Infrastructure is in Pete Kelley’s blood. “My father built roads and bridges throughout his entire career so I had a good exposure to it while growing up,” he explains. Kelley continued that tradition, with an education in civil engineering and a long career in highway construction.
Kelley has been a part of the Superior Construction family since 1993. Today, he serves as President of Superior Construction Southeast, and along with fourth-generation principal Nick Largura is currently overseeing the company’s growth strategy within the Southeast U.S. region and developing its reputation as a leading design-build contractor.
As a full service contractor specializing in heavy industrial construction, Superior Construction provides its clients with a range of construction services including earthwork, drainage, pile driving, bridge construction, and concrete paving, even working alongside clients on project development to provide budgetary cost estimates and constructability reviews. Through these services, the company plays a vital role in making bridges and roadways safer and more efficient for Florida’s commuter and business communities.
Improving Florida infrastructure
For decades, Superior Construction has been doing its part to expand Florida’s transportation infrastructure through high profile projects like the completion of SR 9B, a project Kelley calls “the Holy Grail of transportation” for the rapidly growing Northwest St. Johns County, and the long awaited $68 million 23rd St. Interchange project.
“This is a signature infrastructure project for the 3rd District of the Florida Department of Transportation. Due to funding challenges and ROW negotiations, this project was delayed from construction for over a decade, and is now a critical transportation component for the US 98 corridor in the Florida panhandle,” explains Kelley. While the logistical and financial challenges of this multi-phase project once presented setbacks, the development underway today reflects Panama City’s strong economic growth by creating a more streamlined transportation system through the vital port city.
The project will replace a current at-grade railroad / US 98 crossing with an elevated roadway and ramp system to create free flow conditions for both east and west bound traffic, plus a dedicated spur to provide uninterrupted rail service for the Port of Panama City. These upgrades stand to benefit many within the area.
“Commuters will see a substantial reduction or the entire elimination of delays triggered by railroad switchyard operations,” Kelley says. “Local businesses will benefit from frontage road access, modernized signals and ITS infrastructure, increased pedestrian and bicycle infrastructure, and improved internal access corridors.”
Moving into new markets
Another critical project that Superior Construction is currently overseeing is the Central Florida Expressway Authority’s $46.6 million SR429/Wekiva Parkway Phase 1B project, encompassing eight bridges and 2.2 million cubic yards of embankment. In addition to decreasing congestion and giving commuters a direct connection between I-4 and Florida’s Turnpike, the project also expands Superior Construction’s geographical reach.
“This is the first major project we have worked on in the Central Florida market,” says Kelley. “Because of this, the structure of our organization in that market has been built from scratch and began months prior to the project actually bidding with the hire of a new area manager, Erik Johnson. Erik’s knowledge of the Central Florida market was instrumental in our successful pursuit of this project. We then assembled a management team of experienced professionals that had worked together in the past. This familiarity among key team members has allowed the project to get off to a very good start.”
Focusing on safety
Safety is an important focus for any construction project, and Superior Construction remains committed to going above and beyond in order to create the best possible conditions for its employees and contractors.
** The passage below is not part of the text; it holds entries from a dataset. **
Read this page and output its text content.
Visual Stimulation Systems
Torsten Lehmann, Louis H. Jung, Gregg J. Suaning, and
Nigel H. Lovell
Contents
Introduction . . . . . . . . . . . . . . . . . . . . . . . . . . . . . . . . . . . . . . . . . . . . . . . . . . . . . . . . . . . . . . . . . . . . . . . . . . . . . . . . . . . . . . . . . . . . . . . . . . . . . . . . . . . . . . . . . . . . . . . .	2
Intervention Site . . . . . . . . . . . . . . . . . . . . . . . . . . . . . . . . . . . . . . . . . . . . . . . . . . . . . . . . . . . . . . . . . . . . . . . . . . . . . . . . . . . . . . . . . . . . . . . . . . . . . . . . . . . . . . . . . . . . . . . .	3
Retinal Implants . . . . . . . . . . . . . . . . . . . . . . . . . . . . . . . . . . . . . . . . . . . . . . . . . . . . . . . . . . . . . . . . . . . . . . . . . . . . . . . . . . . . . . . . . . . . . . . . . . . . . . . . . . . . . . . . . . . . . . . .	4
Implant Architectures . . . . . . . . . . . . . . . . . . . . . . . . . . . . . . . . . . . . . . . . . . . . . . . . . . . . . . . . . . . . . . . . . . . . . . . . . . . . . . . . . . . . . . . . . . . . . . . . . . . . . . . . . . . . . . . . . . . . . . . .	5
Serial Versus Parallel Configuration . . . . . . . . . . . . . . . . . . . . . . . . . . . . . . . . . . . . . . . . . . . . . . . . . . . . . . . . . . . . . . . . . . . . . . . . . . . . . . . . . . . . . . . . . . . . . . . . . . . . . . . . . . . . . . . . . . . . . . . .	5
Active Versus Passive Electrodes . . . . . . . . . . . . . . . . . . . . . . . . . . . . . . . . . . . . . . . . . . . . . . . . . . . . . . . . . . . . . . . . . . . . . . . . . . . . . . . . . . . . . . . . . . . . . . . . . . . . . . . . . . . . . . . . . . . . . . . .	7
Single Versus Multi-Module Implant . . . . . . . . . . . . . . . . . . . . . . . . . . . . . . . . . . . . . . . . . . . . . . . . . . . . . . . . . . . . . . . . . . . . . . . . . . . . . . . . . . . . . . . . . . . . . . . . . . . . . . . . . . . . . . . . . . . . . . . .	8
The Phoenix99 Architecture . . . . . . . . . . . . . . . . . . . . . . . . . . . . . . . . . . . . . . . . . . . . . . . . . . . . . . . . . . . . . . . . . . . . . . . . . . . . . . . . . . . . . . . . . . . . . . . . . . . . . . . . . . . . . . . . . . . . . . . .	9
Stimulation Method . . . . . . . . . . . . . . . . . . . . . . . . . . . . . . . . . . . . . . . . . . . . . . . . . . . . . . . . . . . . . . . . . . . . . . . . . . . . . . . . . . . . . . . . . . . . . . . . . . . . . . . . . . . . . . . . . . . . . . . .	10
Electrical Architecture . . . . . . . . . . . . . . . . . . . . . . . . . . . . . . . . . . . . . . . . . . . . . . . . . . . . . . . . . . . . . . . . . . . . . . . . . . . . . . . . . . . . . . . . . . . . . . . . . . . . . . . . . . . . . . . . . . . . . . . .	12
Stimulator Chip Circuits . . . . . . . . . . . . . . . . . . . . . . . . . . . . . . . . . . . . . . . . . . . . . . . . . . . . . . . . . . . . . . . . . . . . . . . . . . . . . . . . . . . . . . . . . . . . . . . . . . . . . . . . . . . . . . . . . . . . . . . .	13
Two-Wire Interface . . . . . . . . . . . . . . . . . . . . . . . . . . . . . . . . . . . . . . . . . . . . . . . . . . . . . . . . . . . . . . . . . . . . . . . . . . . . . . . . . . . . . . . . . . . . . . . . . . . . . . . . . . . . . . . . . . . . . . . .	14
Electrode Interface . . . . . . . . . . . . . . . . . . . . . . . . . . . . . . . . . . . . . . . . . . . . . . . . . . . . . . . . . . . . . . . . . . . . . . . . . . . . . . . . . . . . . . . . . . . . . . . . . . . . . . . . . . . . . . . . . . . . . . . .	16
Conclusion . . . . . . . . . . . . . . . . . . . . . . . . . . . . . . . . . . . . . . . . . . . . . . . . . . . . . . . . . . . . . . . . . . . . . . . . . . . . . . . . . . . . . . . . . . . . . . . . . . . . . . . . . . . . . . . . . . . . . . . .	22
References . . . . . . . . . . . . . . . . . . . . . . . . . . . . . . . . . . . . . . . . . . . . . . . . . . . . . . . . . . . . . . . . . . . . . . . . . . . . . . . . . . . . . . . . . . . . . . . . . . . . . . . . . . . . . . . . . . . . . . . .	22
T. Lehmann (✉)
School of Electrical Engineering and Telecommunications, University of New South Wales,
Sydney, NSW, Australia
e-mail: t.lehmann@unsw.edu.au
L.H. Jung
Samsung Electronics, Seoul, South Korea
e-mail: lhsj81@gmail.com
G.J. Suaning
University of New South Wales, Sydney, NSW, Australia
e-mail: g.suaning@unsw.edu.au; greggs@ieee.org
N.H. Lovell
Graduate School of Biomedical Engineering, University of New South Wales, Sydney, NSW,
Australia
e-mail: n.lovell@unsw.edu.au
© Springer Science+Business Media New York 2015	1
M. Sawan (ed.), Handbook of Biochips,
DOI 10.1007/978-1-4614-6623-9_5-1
“The safety and health of our employees, plus all other individuals on or near our projects, has always been a main focus for Superior,” says Kelley. “This focused commitment is present in everything we do, and is stated simply in the long time company slogan: ‘Superior in Safety, Quality, and Service since 1938.’”
Superior Construction maintains a comprehensive safety program to help employees navigate common workplace hazards, with focused training in such subjects as:
Key to the success of this program is strong commitment and backing from management, from monthly and quarterly supervisor meetings to routine inspections by field managers that identify areas of improvement. The safety focus also extends beyond employees to everyone involved in the building process.
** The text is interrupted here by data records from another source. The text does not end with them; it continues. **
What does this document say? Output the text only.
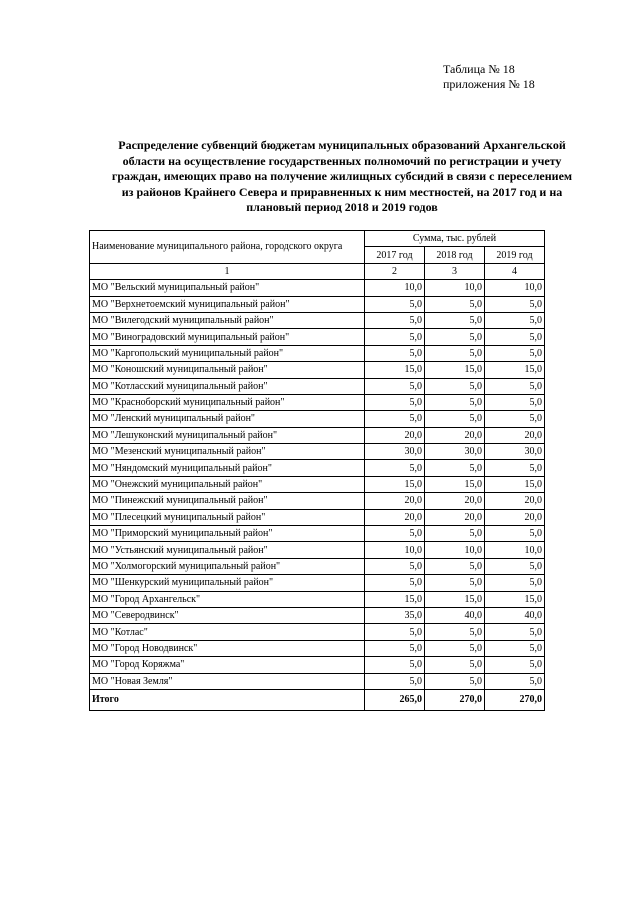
Таблица № 18
приложения № 18
Распределение субвенций бюджетам муниципальных образований Архангельской
области на осуществление государственных полномочий по регистрации и учету
граждан, имеющих право на получение жилищных субсидий в связи с переселением
из районов Крайнего Севера и приравненных к ним местностей, на 2017 год и на
плановый период 2018 и 2019 годов
Наименование муниципального района, городского округа	Сумма, тыс. рублей		
	2017 год	2018 год	2019 год
1	2	3	4
МО "Вельский муниципальный район"	10,0	10,0	10,0
МО "Верхнетоемский муниципальный район"	5,0	5,0	5,0
МО "Вилегодский муниципальный район"	5,0	5,0	5,0
МО "Виноградовский муниципальный район"	5,0	5,0	5,0
МО "Каргопольский муниципальный район"	5,0	5,0	5,0
МО "Коношский муниципальный район"	15,0	15,0	15,0
МО "Котласский муниципальный район"	5,0	5,0	5,0
МО "Красноборский муниципальный район"	5,0	5,0	5,0
МО "Ленский муниципальный район"	5,0	5,0	5,0
МО "Лешуконский муниципальный район"	20,0	20,0	20,0
МО "Мезенский муниципальный район"	30,0	30,0	30,0
МО "Няндомский муниципальный район"	5,0	5,0	5,0
МО "Онежский муниципальный район"	15,0	15,0	15,0
МО "Пинежский муниципальный район"	20,0	20,0	20,0
МО "Плесецкий муниципальный район"	20,0	20,0	20,0
МО "Приморский муниципальный район"	5,0	5,0	5,0
МО "Устьянский муниципальный район"	10,0	10,0	10,0
МО "Холмогорский муниципальный район"	5,0	5,0	5,0
МО "Шенкурский муниципальный район"	5,0	5,0	5,0
МО "Город Архангельск"	15,0	15,0	15,0
МО "Северодвинск"	35,0	40,0	40,0
МО "Котлас"	5,0	5,0	5,0
МО "Город Новодвинск"	5,0	5,0	5,0
МО "Город Коряжма"	5,0	5,0	5,0
МО "Новая Земля"	5,0	5,0	5,0
Итого	265,0	270,0	270,0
“Subcontractors are introduced to the safety program via a thorough on-boarding process,” Kelley notes. “Prior to arriving on site, we invite our subcontractors in for a review of our safety program. Our project team discusses their scope of work, their schedule and all associated risks. This communication provides the groundwork for a collaborative team effort with a focus on safety.”
The people that make the Superior difference
“It can be a worn out cliché, but this industry is truly all about the people,” says Kelley. Superior Construction understands that good knowledgeable people can make the difference in a project’s success, and works hard to ensure that its employees are recognized and valued. This philosophy is has always been embraced by company ownership in every generation.
“Superior has always looked out for its employees, in good times and bad,” Kelley explains. “When the global economic recession hit and our backlog began to dwindle, we made a very critical decision to continue employing numerous key individuals that had been instrumental in the growth of the firm over the years. While not the most fiscally sound decision, this did allow us to rebound quickly when the market started to come back around.”
This care and concern also extends to the company’s subcontractors and suppliers. “We see these firms as key business partners and extensions of our own work force,” says Kelley. “They need to be successful in order for us to be successful.”